Das Koan-Training ist dennoch nicht ohne Wert. Es kann ein Training sein, um die Zen-Sprache zu erwerben, um zu lernen, sich innerhalb von einstudierter Spontaneität und erlerntem Verhalten loszulassen, und es kann für das Erwachen vorbereiten. Das Koan-Training nach dem Erwachen kann ein vertiefender, reinigender und klärender Prozess sein. Wirklich lebendig und lebensspendend wird es jedoch nur dann, wenn man bereits sucht und kämpft. Wenn es allerdings keinen Raum gibt, um den Fragen des Herzens nachzugehen, keinen Platz für kreatives Forschen, Fragen und für Dialog, kann der Geist nicht blühen und gedeihen. Dies ist dem institutionalisierten japanischen Zen passiert, in dem man oft ein autoritäres, auf Institutionen und fixiertes Verhalten, manchmal auch eine nahezu sadistische Härte vorfindet.

Soto-Zen und Koan-Zen

Das Soto-Zen im modernen Japan ist auf shikantaza ausgerichtet, gegenstandslose Meditation; die Koan-Arbeit wird abgewertet. In der frühen Geschichte von Soto und Rinzai waren beide Richtungen noch nicht klar voneinander getrennt. Soto-Meister benutzen auch Koans, und Rinzai- wie Soto-Mönche studierten Koans in den Tempeln der jeweils anderen Richtung. Es scheint, dass sich seit der Zeit des Soto-Patriarchen Menzan (1683-1769) eine Abneigung gegen den Gebrauch von Koans im Soto-zen festgesetzt hat. Einige Meister wie Harada Sogaku Daiun (1870-1961) und seine Schüler Yasutani Hakuun in Japan (1885-1973) sowie Taizan Meazumi mit seiner USA-Schule sind zur Koan-Praxis zurückgekehrt. Harada Sogaku und Maezumi übten beide mit Rinzai-Meistern.
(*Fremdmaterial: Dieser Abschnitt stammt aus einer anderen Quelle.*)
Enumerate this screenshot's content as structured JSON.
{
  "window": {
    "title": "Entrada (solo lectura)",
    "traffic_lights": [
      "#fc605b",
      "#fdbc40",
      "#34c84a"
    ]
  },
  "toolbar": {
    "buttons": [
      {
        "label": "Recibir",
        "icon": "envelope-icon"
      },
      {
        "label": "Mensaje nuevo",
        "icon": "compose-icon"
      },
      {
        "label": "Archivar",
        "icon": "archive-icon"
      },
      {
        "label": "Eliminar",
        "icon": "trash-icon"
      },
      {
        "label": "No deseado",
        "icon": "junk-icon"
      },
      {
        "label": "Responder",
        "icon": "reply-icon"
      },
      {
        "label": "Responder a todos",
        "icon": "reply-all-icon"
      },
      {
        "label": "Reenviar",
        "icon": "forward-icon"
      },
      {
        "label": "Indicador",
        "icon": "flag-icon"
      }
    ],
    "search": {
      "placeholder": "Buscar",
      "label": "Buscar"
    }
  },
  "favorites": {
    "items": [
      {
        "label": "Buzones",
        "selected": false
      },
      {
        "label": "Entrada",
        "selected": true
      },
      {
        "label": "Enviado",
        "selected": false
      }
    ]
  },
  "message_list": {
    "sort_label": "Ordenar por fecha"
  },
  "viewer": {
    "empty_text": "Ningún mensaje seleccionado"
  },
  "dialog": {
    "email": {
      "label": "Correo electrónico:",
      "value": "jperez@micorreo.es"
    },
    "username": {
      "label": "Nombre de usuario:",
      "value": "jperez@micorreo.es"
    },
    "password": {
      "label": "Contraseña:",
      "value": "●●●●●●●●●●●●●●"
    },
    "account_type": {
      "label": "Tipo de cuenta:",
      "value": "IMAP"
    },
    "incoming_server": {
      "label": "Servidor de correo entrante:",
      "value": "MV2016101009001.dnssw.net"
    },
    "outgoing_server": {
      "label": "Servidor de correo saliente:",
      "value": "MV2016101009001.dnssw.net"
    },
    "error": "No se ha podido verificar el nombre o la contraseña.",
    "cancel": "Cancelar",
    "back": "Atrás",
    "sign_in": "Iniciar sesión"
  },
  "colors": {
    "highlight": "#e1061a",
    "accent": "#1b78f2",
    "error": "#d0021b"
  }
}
Die Anwendung von Koans im frühen Soto scheint sich vom Rinzai zu unterscheiden. Neben dem regulären Koan-Training (monsan) nutzen Soto-Meister Koan-Sprache und Koan-Handlungen auch bei geheimen Initiationen (kirigami) sowie bei Ritualen und Begräbniszeremonien.

Hier einige Beispiele für den Gebrauch von Koans im Soto-Zen des mittelalterlichen Japan, die meist nicht-verbale, körperliche Antworten erforderten (häufig antwortete der Lehrer stellvertretend für den Studenten):

  1. Lehrer: "Was ist 'Tozan predigt den Unbelebten den Dharma?'“
    Die (nonverbale) Antwort des Schülers: hustet, sitzt (danach), wartet, sagt nichts.
    Dann: schlägt das Kissen zwei-, dreimal.

  2. Lehrer: „Das ist noch zu schwach.“
    Die (nonverbale) Antwort des Schülers: mit den Fäusten schlägt er auf die Strohmatte.
    „Dies ist die Lehre (San) des Toku (Horyu).“

  3. Lehrer: „Wie sitzt jemand auf einer hundert Fuß hohen Stange?“
    Stellvertretende Antwort: „Sitzen in (völligem) Vergessen.“

  4. Frage: „Wie kann (jemandes) Körper in allen Richtungen erscheinen?“
    Stellvertretende Antwort: „Hinaufhüpfen, hinunterfallen.“

  5. Frage: „Ein Vers?“
    „Shinjin datsuraku, datsuraku shinjin.“
    (Geist und Körper loslassen, losgelassener Körper und Geist)

Koans im Soto-Zen scheinen mehr zur Lehre und Erklärung gedient zu haben, denn es mangelt ihnen die aktive Herausforderung und Dynamik der Rinzai-Methode.

Ein anderes Beispiel:

  1. Lehrer: „Die Bewertung eines Räuchergefäßes (sandame)?“
    Die (nonverbale) Antwort des Schülers: zeigt auf seinen eigenen Körper.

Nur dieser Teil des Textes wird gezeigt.